其实,杜正峰之前就猜测过这群人会出此计谋,但那时他也只是随便想想,并没有当真,但没想到现在却真的变成了现实。
他虽然很少在家里陪过自己的女儿,几乎没有那么大的感情。但是再怎么说,也是他亲生的骨肉。无论一个人如何冷血,都是不应该坐视不管的。
“去哪里找你们?”杜正峰缓缓地说道,语气竟出奇的平淡与镇定。
那个人,微皱眉头,泛起了阵阵的涟漪,显然很震惊杜正峰的反应,不过还是清了清嗓子,说道:“你女儿学校附近的废弃仓库。”
杜秋鸣看着他的背影疑惑好久,这儿只是条巷子,他为什么要父亲去另外一个地方?
不安感缓缓涌上心头,她不住颤抖了一下,平日里见到过的斗殴景象,竟然不断的在脑海中闪现着,一幕幕都让人变得额头立刻冒出丝丝冷汗。

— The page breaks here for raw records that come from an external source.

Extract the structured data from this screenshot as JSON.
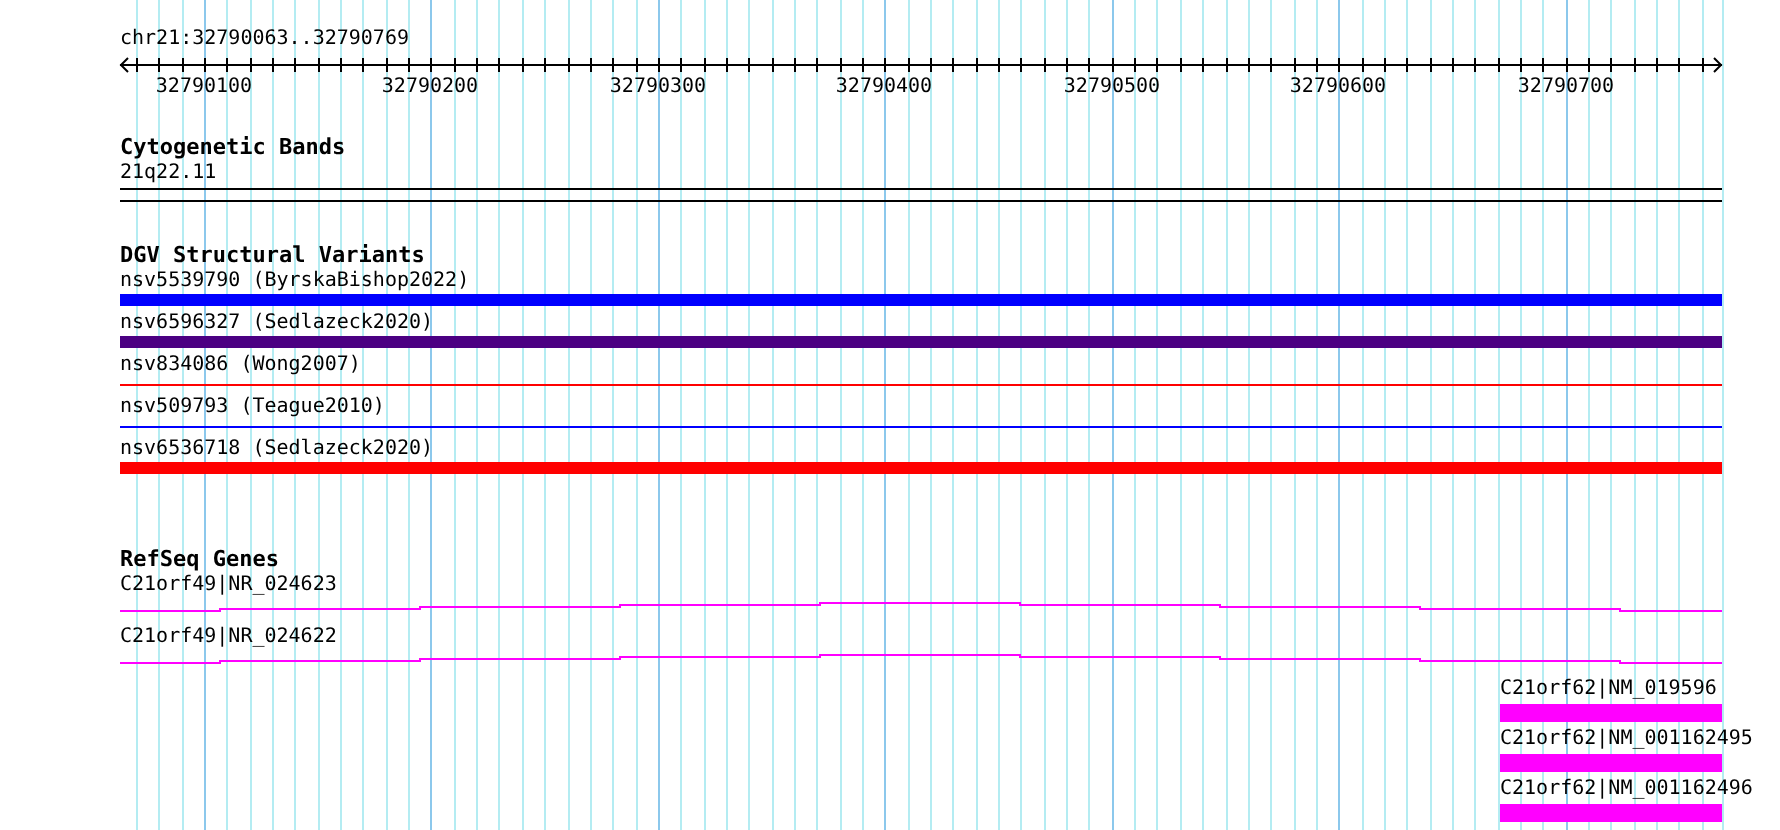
{
  "ruler": {
    "title": "chr21:32790063..32790769",
    "tick_labels": [
      "32790100",
      "32790200",
      "32790300",
      "32790400",
      "32790500",
      "32790600",
      "32790700"
    ]
  },
  "tracks": [
    {
      "title": "Cytogenetic Bands",
      "features": [
        {
          "kind": "band",
          "label": "21q22.11"
        }
      ]
    },
    {
      "title": "DGV Structural Variants",
      "features": [
        {
          "kind": "thick",
          "label": "nsv5539790 (ByrskaBishop2022)",
          "color": "#0000ff"
        },
        {
          "kind": "thick",
          "label": "nsv6596327 (Sedlazeck2020)",
          "color": "#4b0082"
        },
        {
          "kind": "thin",
          "label": "nsv834086 (Wong2007)",
          "color": "#ff0000"
        },
        {
          "kind": "thin",
          "label": "nsv509793 (Teague2010)",
          "color": "#0000ff"
        },
        {
          "kind": "thick",
          "label": "nsv6536718 (Sedlazeck2020)",
          "color": "#ff0000"
        }
      ]
    },
    {
      "title": "RefSeq Genes",
      "features": [
        {
          "kind": "transcript",
          "label": "C21orf49|NR_024623"
        },
        {
          "kind": "transcript",
          "label": "C21orf49|NR_024622"
        },
        {
          "kind": "exon",
          "label": "C21orf62|NM_019596"
        },
        {
          "kind": "exon",
          "label": "C21orf62|NM_001162495"
        },
        {
          "kind": "exon",
          "label": "C21orf62|NM_001162496"
        }
      ]
    }
  ]
}
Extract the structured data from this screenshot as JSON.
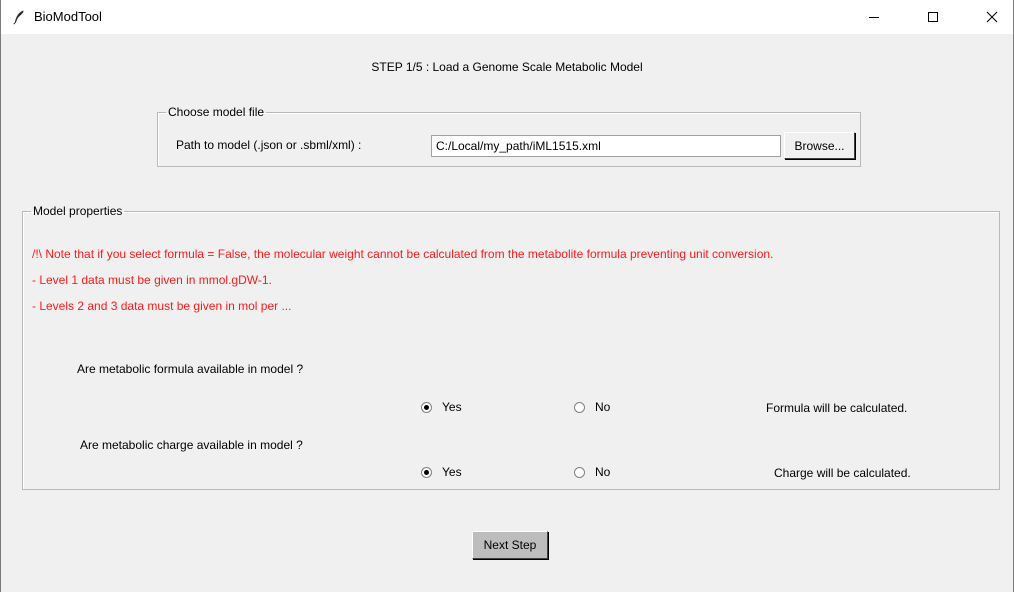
{
  "window": {
    "title": "BioModTool",
    "icon": "feather-icon",
    "controls": [
      "minimize-icon",
      "maximize-icon",
      "close-icon"
    ]
  },
  "step_title": "STEP 1/5 : Load a Genome Scale Metabolic Model",
  "model_file_group": {
    "legend": "Choose model file",
    "path_label": "Path to model (.json or .sbml/xml) :",
    "path_value": "C:/Local/my_path/iML1515.xml",
    "browse_label": "Browse..."
  },
  "model_properties": {
    "legend": "Model properties",
    "warning_color": "#ff1a1a",
    "warnings": [
      "/!\\ Note that if you select formula = False, the molecular weight cannot be calculated from the metabolite formula preventing unit conversion.",
      "- Level 1 data must be given in mmol.gDW-1.",
      "- Levels 2 and 3 data must be given in mol per ..."
    ],
    "formula": {
      "question": "Are metabolic formula available in model ?",
      "yes_label": "Yes",
      "no_label": "No",
      "selected": "Yes",
      "status": "Formula will be calculated."
    },
    "charge": {
      "question": "Are metabolic charge available in model ?",
      "yes_label": "Yes",
      "no_label": "No",
      "selected": "Yes",
      "status": "Charge will be calculated."
    }
  },
  "next_button_label": "Next Step"
}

那个人转身回来,对着杜秋鸣冷笑一声,又对着手机捣鼓着什么,说道:“你快点和你爸爸说上几句,叫你爸爸来救你。”
杜秋鸣坐起来,挺了挺背,视线更高了些,隐约看到手机上的“录音”两字。
“他们到底想干嘛……”杜秋鸣盯着手机喃喃自语,心中恐惧感一股股的袭来,眼神坚定不移,但并没有流露出任何的情绪。
她同时又看看了周围,环顾了一下四周,大脑迅速的思考着,想着现在这样的情况,到底应该怎么逃走。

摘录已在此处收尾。